На этом разговор и закончился, хотя вопросов у меня осталось немало.
Но я понимал, что надо все обдумать, уложить в голове и лишь затем уточнять детали.
Следующим утром монахи отправились в святилище, ну а я пошел гулять по окрестностям, уже без костыля. Побрел куда глаза глядят и вскоре оказался в окружении хорошо сохранившихся зданий, поставленных на платформы храмов с колоннадами, многоярусных башен с каменными ликами, что нависали над арками входов.

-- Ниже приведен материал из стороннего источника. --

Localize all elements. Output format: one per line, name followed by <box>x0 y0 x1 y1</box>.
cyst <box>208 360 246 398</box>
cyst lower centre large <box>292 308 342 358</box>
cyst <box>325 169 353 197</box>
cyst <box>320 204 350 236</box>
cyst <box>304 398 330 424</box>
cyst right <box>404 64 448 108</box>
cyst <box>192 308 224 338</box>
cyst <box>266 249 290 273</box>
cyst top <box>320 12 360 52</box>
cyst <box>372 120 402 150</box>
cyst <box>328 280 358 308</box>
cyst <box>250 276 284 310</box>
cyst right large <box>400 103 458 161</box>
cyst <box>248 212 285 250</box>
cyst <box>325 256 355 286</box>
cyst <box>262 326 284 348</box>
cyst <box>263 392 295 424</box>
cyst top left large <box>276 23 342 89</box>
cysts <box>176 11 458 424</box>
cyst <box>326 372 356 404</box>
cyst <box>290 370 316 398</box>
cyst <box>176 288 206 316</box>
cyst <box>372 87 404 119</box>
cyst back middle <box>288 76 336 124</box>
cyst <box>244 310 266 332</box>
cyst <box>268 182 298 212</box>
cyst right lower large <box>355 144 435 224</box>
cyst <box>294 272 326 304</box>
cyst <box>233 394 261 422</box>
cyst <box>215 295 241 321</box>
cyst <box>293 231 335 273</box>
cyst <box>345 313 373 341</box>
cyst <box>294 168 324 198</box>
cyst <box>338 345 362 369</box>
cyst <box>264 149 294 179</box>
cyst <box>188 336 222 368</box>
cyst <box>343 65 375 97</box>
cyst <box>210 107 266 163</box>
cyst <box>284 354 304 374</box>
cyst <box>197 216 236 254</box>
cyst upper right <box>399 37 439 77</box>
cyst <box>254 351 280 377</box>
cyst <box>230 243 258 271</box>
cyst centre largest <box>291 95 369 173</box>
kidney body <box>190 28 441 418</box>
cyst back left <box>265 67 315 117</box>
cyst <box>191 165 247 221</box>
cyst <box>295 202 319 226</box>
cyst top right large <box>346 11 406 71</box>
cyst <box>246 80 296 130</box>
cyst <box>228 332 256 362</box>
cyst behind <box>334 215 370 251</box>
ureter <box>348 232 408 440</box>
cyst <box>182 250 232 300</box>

Искусной резьбой это напоминало хорошо известный Ангкор-Ват, но в то же время было совсем иным.
В один момент я услышал тот же звон, что потревожил меня вчера, во время эксперимента с восприятием. Заинтересовавшись, я пошел в ту сторону, откуда он доносился, и, повернув за угол очередного храма, замер с открытым ртом и взлетевшими едва не до макушки бровями.

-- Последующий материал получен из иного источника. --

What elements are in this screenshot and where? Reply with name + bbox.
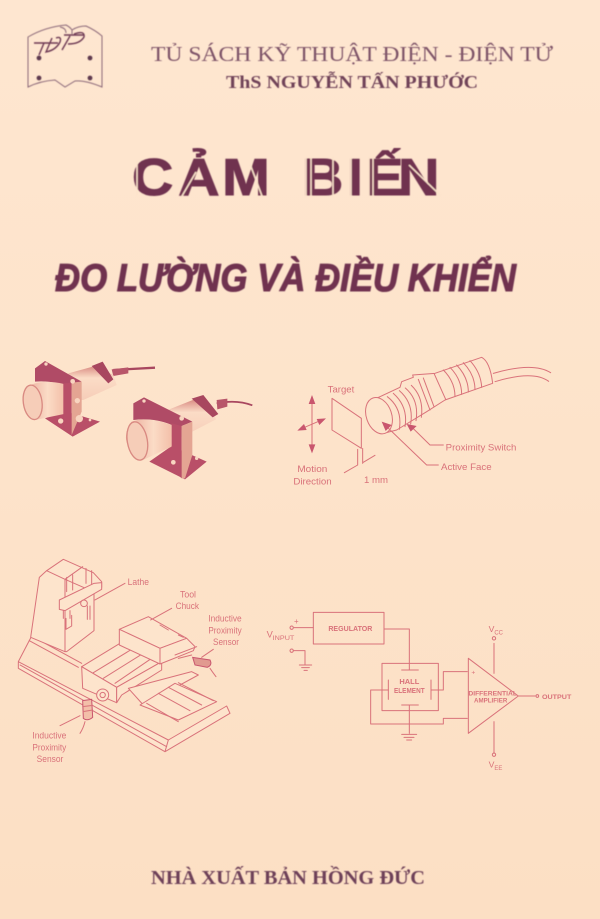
label: 1 mm: 1 mm [364, 475, 388, 485]
leader: active face [385, 425, 438, 465]
leader: tool chuck [151, 608, 172, 620]
diagram: target and proximity switch [293, 357, 551, 487]
leader: right sensor [202, 649, 213, 657]
label: inductive proximity sensor right: Proximity [208, 625, 242, 635]
label: regulator: REGULATOR [328, 626, 372, 633]
label: differential amplifier [468, 691, 517, 705]
gap dimension marker [344, 448, 375, 473]
label: active face: Active Face [441, 462, 492, 472]
title: Cảm biến: CẢM BIẾN [132, 147, 440, 206]
author name: ThS NGUYỄN TẤN PHƯỚC [226, 72, 478, 92]
illustration: two proximity sensors with brackets [21, 361, 252, 479]
label: Vee: V [489, 760, 495, 770]
label: Vcc [489, 624, 504, 636]
ground symbols [299, 665, 417, 740]
sensor one [21, 361, 155, 437]
label: chuck: Chuck [176, 601, 199, 611]
label: Vee [489, 760, 502, 772]
label: inductive proximity sensor left: Sensor [37, 754, 63, 764]
Hall element plates [388, 670, 431, 705]
leader: proximity switch [411, 426, 443, 445]
icon: publisher book logo [28, 25, 102, 87]
label: proximity switch: Proximity Switch [446, 443, 516, 453]
lower slide [128, 672, 217, 722]
regulator box [313, 612, 384, 644]
label: inductive proximity sensor left: Inductive [32, 731, 66, 741]
label: inductive proximity sensor right [208, 614, 242, 647]
machine base [18, 636, 230, 752]
label: V input: + [294, 617, 299, 626]
heading: book series: TỦ SÁCH KỸ THUẬT ĐIỆN - ĐIỆN TỬ [151, 42, 553, 66]
motion direction arrows [297, 395, 326, 453]
label: Vee: EE [494, 766, 502, 772]
label: Hall element [394, 679, 425, 695]
sliding table [82, 643, 162, 703]
label: output: OUTPUT [542, 694, 571, 701]
label: Vcc: CC [494, 630, 504, 636]
leader arrowhead: active face [382, 422, 392, 431]
label: inductive proximity sensor left [32, 731, 67, 764]
diagram: Hall element circuit [267, 612, 571, 772]
label: target: Target [328, 384, 355, 394]
diagram: lathe with inductive sensors [18, 559, 242, 764]
sensor two [124, 395, 252, 479]
subtitle: Đo lường và điều khiển: ĐO LƯỜNG VÀ ĐIỀU KHIỂN [55, 255, 517, 300]
label: Hall element: ELEMENT [394, 688, 425, 695]
label: differential amplifier: AMPLIFIER [474, 699, 508, 705]
label: inductive proximity sensor right: Sensor [213, 637, 239, 647]
label: direction: Direction [293, 477, 332, 487]
leader arrowhead: proximity switch [407, 424, 417, 432]
tool chuck block [119, 617, 195, 664]
label: inductive proximity sensor left: Proximity [32, 742, 67, 752]
proximity switch body [361, 357, 551, 437]
label: inductive proximity sensor right: Inductive [208, 614, 242, 624]
label: tool: Tool [180, 590, 196, 600]
terminals [290, 626, 539, 756]
target plate [332, 398, 361, 448]
label: Hall element: HALL [399, 679, 420, 686]
publisher name: NHÀ XUẤT BẢN HỒNG ĐỨC [151, 867, 425, 889]
sensor on chuck [175, 647, 216, 677]
label: V input: INPUT [273, 635, 294, 642]
label: differential amplifier: DIFFERENTIAL [468, 691, 517, 697]
sensor on base [80, 699, 93, 733]
column and head [31, 559, 102, 652]
label: V input [267, 617, 299, 642]
label: motion direction: Motion [297, 464, 327, 474]
leader: lathe [95, 583, 125, 600]
amplifier triangle [468, 658, 518, 733]
label: V input: V [267, 629, 274, 639]
label: lathe: Lathe [128, 577, 149, 587]
amplifier inputs: + [471, 669, 475, 676]
wiring [293, 628, 535, 753]
label: Vcc: V [489, 624, 495, 634]
leader: left sensor [60, 716, 80, 726]
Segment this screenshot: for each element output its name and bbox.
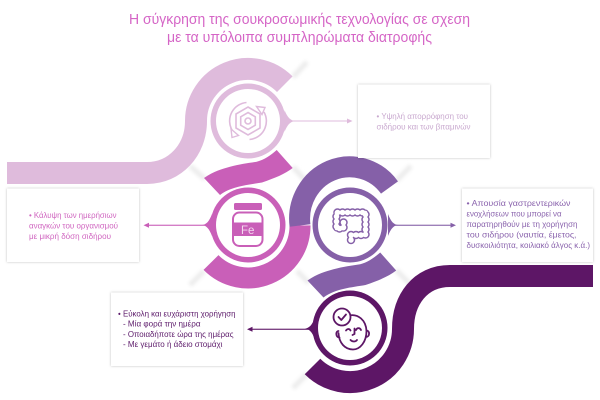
arrow: to high absorption — [290, 118, 352, 124]
box: daily needs: αναγκών του οργανισμού — [29, 222, 118, 230]
band: purple connector — [308, 252, 396, 298]
box: high absorption: • Υψηλή απορρόφηση του — [376, 112, 468, 121]
box: high absorption: σιδήρου και των βιταμινών — [376, 122, 470, 132]
band: dark ribbon — [312, 276, 593, 382]
box: no gastrointestinal discomfort — [462, 188, 593, 262]
box: no gastrointestinal discomfort: του σιδήρου (ναυτία, έμετος, — [466, 230, 576, 240]
box: easy administration — [111, 292, 243, 366]
box: easy administration: • Εύκολη και ευχάριστη χορήγηση — [118, 310, 236, 318]
box: easy administration: - Με γεμάτο ή άδειο στομάχι — [123, 340, 223, 349]
icon node: happy face — [305, 290, 388, 366]
box: no gastrointestinal discomfort: παρατηρηθούν με τη χορήγηση — [466, 220, 578, 229]
title: Η σύγκρηση της σουκροσωμικής τεχνολογίας σε σχεση — [129, 11, 470, 28]
box: daily needs — [7, 188, 139, 262]
box: daily needs: με μικρή δόση σιδήρου — [29, 232, 111, 241]
arrow: to daily needs — [144, 223, 206, 228]
icon node: iron jar — [202, 188, 286, 262]
arrow: to no discomfort — [394, 223, 456, 228]
box: daily needs: • Κάλυψη των ημερήσιων — [29, 211, 116, 220]
title: με τα υπόλοιπα συμπληρώματα διατροφής — [167, 29, 432, 46]
band: magenta connector — [204, 150, 293, 195]
band: light ribbon — [7, 69, 285, 173]
band: magenta arc — [211, 226, 300, 278]
box: easy administration: - Μία φορά την ημέρα — [123, 320, 201, 328]
box: no gastrointestinal discomfort: δυσκοιλιότητα, κοιλιακό άλγος κ.ά.) — [466, 241, 590, 250]
title — [129, 11, 470, 46]
box: no gastrointestinal discomfort: • Απουσία γαστρεντερικών — [466, 199, 570, 208]
band: purple arc — [300, 167, 390, 226]
box: easy administration: - Οποιαδήποτε ώρα της ημέρας — [123, 330, 234, 339]
box: no gastrointestinal discomfort: ενοχλήσεων που μπορεί να — [466, 210, 562, 218]
icon node: absorption — [210, 84, 295, 158]
icon node: intestine — [312, 188, 398, 262]
icon node: iron jar: Fe — [241, 225, 254, 237]
arrow: to easy administration — [247, 327, 310, 332]
box: high absorption — [358, 84, 490, 158]
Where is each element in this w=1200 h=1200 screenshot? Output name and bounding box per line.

Посреди ровного участка, лишенного даже травы, поднималась остроконечная ступа. Понизу строение опоясывал искусно высеченный дракон с телом толщиной в древесный ствол, а в полой его голове пылал огонь, так что глаза светились красным, а дым выходил из пасти и ноздрей.
И вокруг ступы ходили люди, невысокие и плотные, в монашеских одеждах. Некоторые держали вазы с водой, я видел мокрые бока, потеки и осевшие там и сям капли. Другие несли связки колокольчиков, что и издавали привлекший меня звук, третьи — мечи, огромные, изогнутые, страшно тяжелые и неудобные на вид, четвертые — свитки.

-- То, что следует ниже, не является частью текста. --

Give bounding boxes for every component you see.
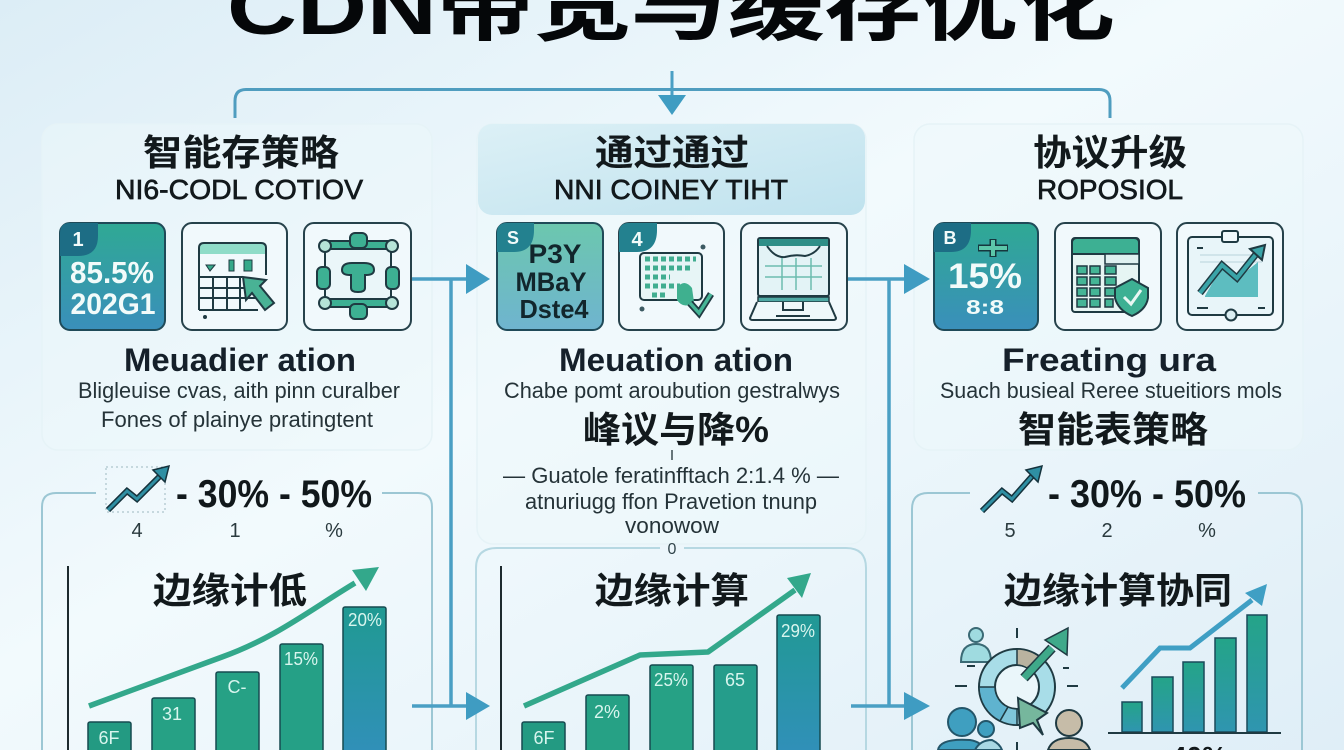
bar labels (98, 610, 382, 748)
icon: frame T shape (304, 223, 411, 330)
bar labels: C- (228, 677, 246, 697)
flow arrow: left to centre (412, 264, 490, 720)
metric: percentages: - 30% - 50% (176, 473, 372, 516)
text: centre detail (503, 450, 839, 538)
tile: stat 1: 202G1 (70, 288, 156, 321)
bar chart: right (1108, 615, 1281, 733)
icon: spreadsheet with check (1055, 223, 1161, 330)
panel: centre chart (476, 541, 866, 750)
subheading: left: NI6-CODL COTIOV (115, 174, 363, 205)
metric labels (1004, 520, 1216, 542)
tile: stat 15 percent: 15% (948, 257, 1022, 296)
panel: right metrics chart (912, 466, 1302, 750)
chart axis (500, 566, 502, 750)
icon: laptop chart (741, 223, 847, 330)
bar labels: 6F (98, 728, 120, 748)
text: right description: Suach busieal Reree stueitiors mols (940, 378, 1282, 403)
top connector bracket (235, 71, 1110, 118)
trend arrow: right chart (1122, 584, 1267, 688)
trend arrow: centre chart (524, 573, 811, 706)
tile: stat 3: P3Y (528, 239, 582, 269)
chart title: 边缘计算协同 (1004, 570, 1232, 611)
text: centre detail: atnuriugg ffon Pravetion tnunp (525, 489, 817, 514)
text: left description: Fones of plainye pratingtent (101, 407, 373, 432)
icon: report with growth chart (1177, 223, 1283, 330)
flow arrow: centre to right (848, 264, 930, 720)
tile: stat 15 percent (934, 223, 1038, 330)
text: left description (78, 378, 400, 432)
bar chart: left (88, 607, 386, 750)
metric labels (131, 520, 343, 542)
text: centre detail: vonowow (625, 513, 719, 538)
tile: stat 15 percent: B (944, 228, 956, 248)
bar labels: 20% (348, 610, 382, 630)
heading band (478, 124, 865, 215)
tile: stat 3: S (507, 228, 519, 248)
text: centre description: Chabe pomt aroubution gestralwys (504, 378, 840, 403)
trend arrow: left chart (89, 567, 379, 706)
metric labels: 4 (131, 520, 143, 542)
metric labels: % (1198, 520, 1216, 542)
panel: right strategy (914, 124, 1303, 450)
text: centre title: Meuation ation (559, 342, 793, 378)
bar labels: 2% (594, 702, 620, 722)
tile: stat 1: 85.5% (70, 255, 154, 290)
marker: 0 (668, 541, 677, 558)
bar labels: 29% (781, 621, 815, 641)
text: centre CJK heading: 峰议与降% (583, 409, 769, 450)
icon: checked grid: 4 (631, 229, 643, 251)
metric labels: % (325, 520, 343, 542)
bar labels (533, 621, 815, 748)
tile: stat 3: Dste4 (520, 294, 589, 324)
metric labels: 2 (1101, 520, 1113, 542)
chart axis (67, 566, 69, 750)
tile: stat 1 (60, 223, 165, 330)
icon: people and cycle (938, 628, 1090, 750)
tile: stat 3 (497, 223, 603, 330)
subheading: centre: NNI COINEY TIHT (554, 174, 788, 205)
heading: left: 智能存策略 (143, 132, 339, 173)
panel: left strategy (42, 124, 432, 450)
icon: checked grid (619, 223, 724, 330)
text: right title: Freating ura (1002, 342, 1216, 378)
chart title: 边缘计低 (153, 570, 307, 611)
heading: centre: 通过通过 (595, 132, 749, 173)
text: centre detail: — Guatole feratinfftach 2:1.4 % — (503, 463, 839, 488)
metric labels: 5 (1004, 520, 1016, 542)
bar chart: centre (522, 615, 820, 750)
subheading: right: ROPOSIOL (1037, 174, 1183, 205)
bar labels: 25% (654, 670, 688, 690)
metric: percentages: - 30% - 50% (1048, 473, 1246, 516)
bar labels: 31 (162, 704, 182, 724)
bar labels: 15% (284, 649, 318, 669)
text: left title: Meuadier ation (124, 342, 356, 378)
text: right CJK heading: 智能表策略 (1018, 409, 1208, 450)
tile: stat 15 percent: 8:8 (966, 297, 1004, 319)
heading: right: 协议升级 (1033, 132, 1187, 173)
bar labels: 6F (533, 728, 555, 748)
icon: trend arrow (982, 466, 1042, 511)
panel: left metrics chart (42, 466, 432, 750)
bar labels: 65 (725, 670, 745, 690)
tile: stat 3: MBaY (516, 267, 586, 297)
chart title: 边缘计算 (595, 570, 749, 611)
panel: centre strategy (477, 124, 866, 544)
metric labels: 1 (229, 520, 241, 542)
text: left description: Bligleuise cvas, aith pinn curalber (78, 378, 400, 403)
icon: calendar table with cursor (182, 223, 287, 330)
icon: trend arrow (106, 466, 169, 512)
tile: stat 1: 1 (72, 229, 84, 251)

Мысли у меня в голове решили изобразить небольшой вихрь: откуда здесь чужаки? каким образом они проникли сюда так, что о них ничего не знает брат Лоонг? что они делают? неужели я наткнулся на сектантов, совершающих тайный обряд?
Но в следующий момент я забыл обо всем, поскольку разглядел, что головы и руки монахов покрыты чешуей!
Зелеными, мелкими чешуйками, что в области затылка отливают синевой.
Что это? Грим? Маски с перчатками?
Или просто что-то не так с сознанием, формирующим для меня образы окружающего мира?
— Хашшшш! — произнес один из монахов, поворачиваясь в мою сторону.
В следующий миг они все глядели на меня, без гнева или удивления, скорее приветливо.
— Э… — начал я, думая, чего бы сказать и на каком языке.
Но тут ушей моих коснулся мягкий звон, и я понял, что смотрю на бесформенную груду развалин, а вокруг никого нет. Как ни странно, я не испытал страха или тревоги, лишь прилив возбуждения и даже воодушевления, и поспешил обратно, к жилищу нашего хозяина.
Брат Пон, увидев мою физиономию, тут же разрешил мне говорить.
— Ну что же, бывает, — сказал он после того, как я рассказал о том, что пережил. — Чудеса на самом деле всегда находятся рядом с нами, окружающий мир ими просто кишит. Только обычно мы их не замечаем, поскольку озабочены собой, своими мелочными проблемами.
— Так кто это был? — спросил я.
— Не все ли равно? — монах пожал плечами. — Ну назови их нагами, если хочется. Только не вздумай осознанно искать встречи с ними и вообще со всякими прочими отличными от людей существами…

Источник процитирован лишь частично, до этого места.